The appellant, Warren Paschal, was tried and convicted for an armed robbery and aggravated assault that occurred at a liquor store in Columbus, Georgia. At approximately 4:30 p.m. on January 10, 1986, having just returned from the bank with over $4,500, the liquor store manager was approached by a man wearing an army field jacket with a hood, possibly with a cap underneath.
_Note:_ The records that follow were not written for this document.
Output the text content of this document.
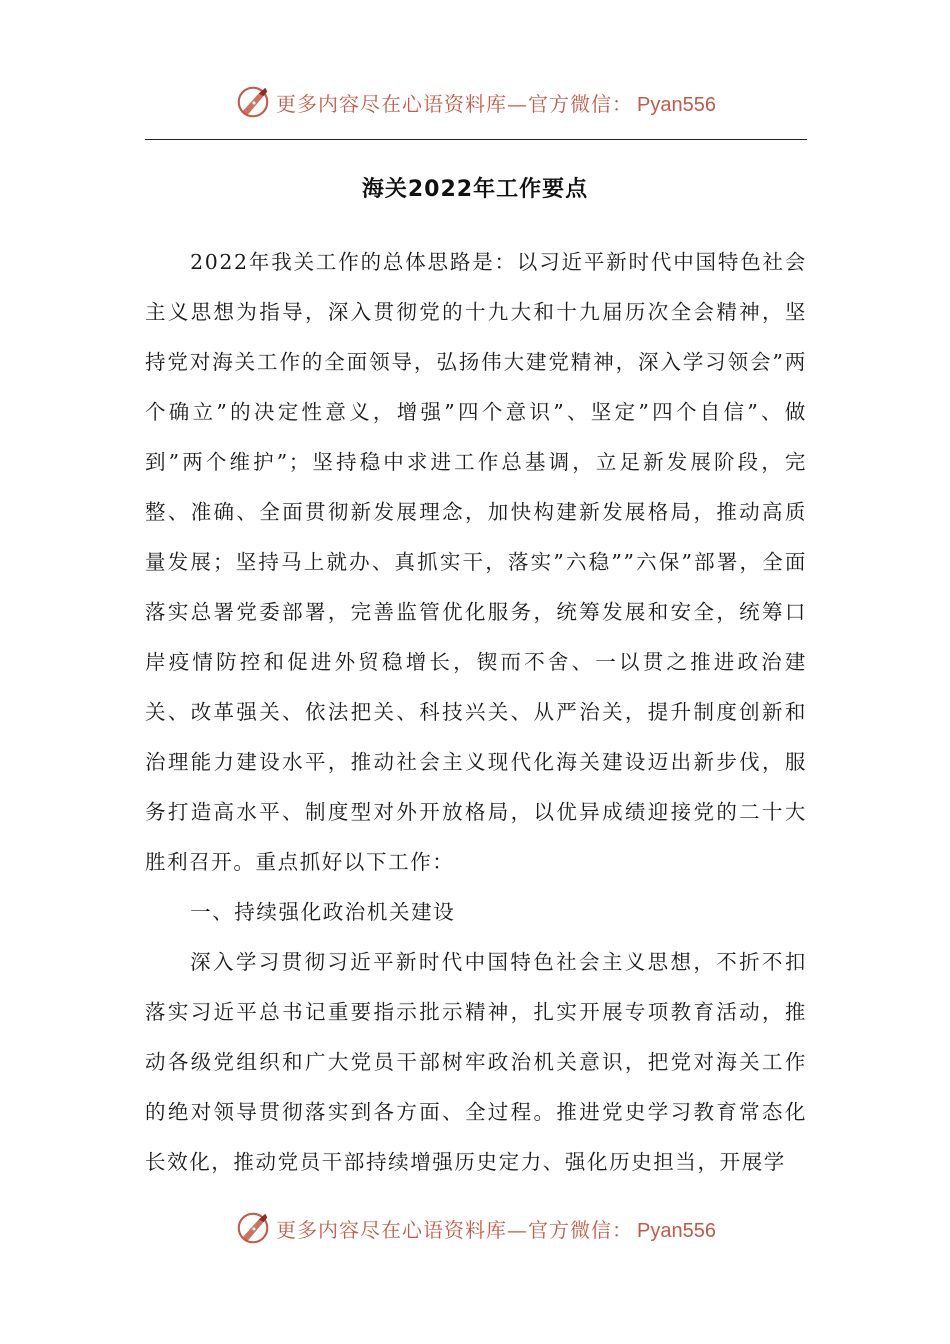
更多内容尽在心语资料库—官方微信： Pyan556
海关2022年工作要点

2022年我关工作的总体思路是：以习近平新时代中国特色社会主义思想为指导，深入贯彻党的十九大和十九届历次全会精神，坚持党对海关工作的全面领导，弘扬伟大建党精神，深入学习领会”两个确立”的决定性意义，增强”四个意识”、坚定”四个自信”、做到”两个维护”；坚持稳中求进工作总基调，立足新发展阶段，完整、准确、全面贯彻新发展理念，加快构建新发展格局，推动高质量发展；坚持马上就办、真抓实干，落实”六稳””六保”部署，全面落实总署党委部署，完善监管优化服务，统筹发展和安全，统筹口岸疫情防控和促进外贸稳增长，锲而不舍、一以贯之推进政治建关、改革强关、依法把关、科技兴关、从严治关，提升制度创新和治理能力建设水平，推动社会主义现代化海关建设迈出新步伐，服务打造高水平、制度型对外开放格局，以优异成绩迎接党的二十大胜利召开。重点抓好以下工作：

一、持续强化政治机关建设

深入学习贯彻习近平新时代中国特色社会主义思想，不折不扣落实习近平总书记重要指示批示精神，扎实开展专项教育活动，推动各级党组织和广大党员干部树牢政治机关意识，把党对海关工作的绝对领导贯彻落实到各方面、全过程。推进党史学习教育常态化长效化，推动党员干部持续增强历史定力、强化历史担当，开展学

更多内容尽在心语资料库—官方微信： Pyan556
Wielding a pistol, the man demanded the money, and struck the manager with the pistol when he refused to hand it over. The manager then tossed the money into a nearby thicket, and the robber retrieved it and ran off. Behind the liquor store was a dirt road that also ran behind a service station located approximately 200 yards from the liquor store. Two service station employees observed the robber, along with another man driving, travelling hurriedly down the dirt road in a late-model silver/gray BMW with its tag covered by a rag. The appellant was arrested on other charges in April 1986 while driving a 1985 silver BMW that belonged to his girl friend, with whom he lived. A line-up subsequently was held, at which the liquor store manager immediately and positively identified the appellant as the man who had assaulted and robbed him. The service station employees were unable to identify the appellant positively.
At the trial, the liquor store manager once again positively identified the appellant, and the two service station employees testified that they were unable to identify him. The appellant presented an alibi defense that was corroborated by his girl friend and her daughter. Held:
1. The appellant contends that the fact that the two service station employees were unable to identify the appellant in line-ups should have been disclosed pursuant to his pre-trial Brady motion. Even assuming that this information could be classified as exculpatory, the testimony was adduced at trial, and it is clear that counsel for the appellant was aware of this information before the trial. No Brady violation resulted. See Bentley v. State, 178 Ga. App. 90 (342 SE2d 25) (1986)
2. During cross-examination of the appellant, the trial court over objection allowed the prosecutor to ask several times why the appellant had never mentioned his alibi defense to the police after his arrest but before the trial. This constituted harmful error, necessitating a new trial. Clark v. State, 237 Ga. 901 (1) (230 SE2d 277) (1976)
. Compare Alderman v. State, 241 Ga. 496 (246 SE2d 642) (1978)
3. The appellant's arrest actually resulted from the suspicious nature of one witness who had observed the appellant in the BMW parked in front of a bank several times in April 1986, and contaCted the police about this possible "casing." When the officers responding to this witness' call stopped the BMW, one officer was aware of outstanding warrants against the appellant unrelated to the incident of January 10, 1986, and the appellant was arrested.
During opening statement the prosecutor remarked that the appellant was arrested pursuant to two other arrest warrants outstanding on him unrelated to this case. Counsel for the appellant objected and moved for mistrial, which was denied by the trial court, although the jury was instructed not to consider the fact that the appellant had been charged with other crimes. Evidence of the circumstances of the appellant's arrest was admissible, Sims v. State, 180 Ga. App. 537 (349 SE2d 783) (1986)
, and the prosecutor's reference to those circumstances thus was not ground for mistrial.
4. The appellant also Contends that the evidence was insufficient to support the conviction. However, viewing the evidence in the light most favorable to the verdict, it authorized a rational trier of fact to find the appellant guilty beyond a reasonable doubt of the offenses charged. Jackson v. Virginia, 443 U. S. 307 (99 SC 2781, 61 LE2d 560) (1979).
William J. Smith, District Attorney, Bradford R. Pierce, Assistant District Attorney, for appellee.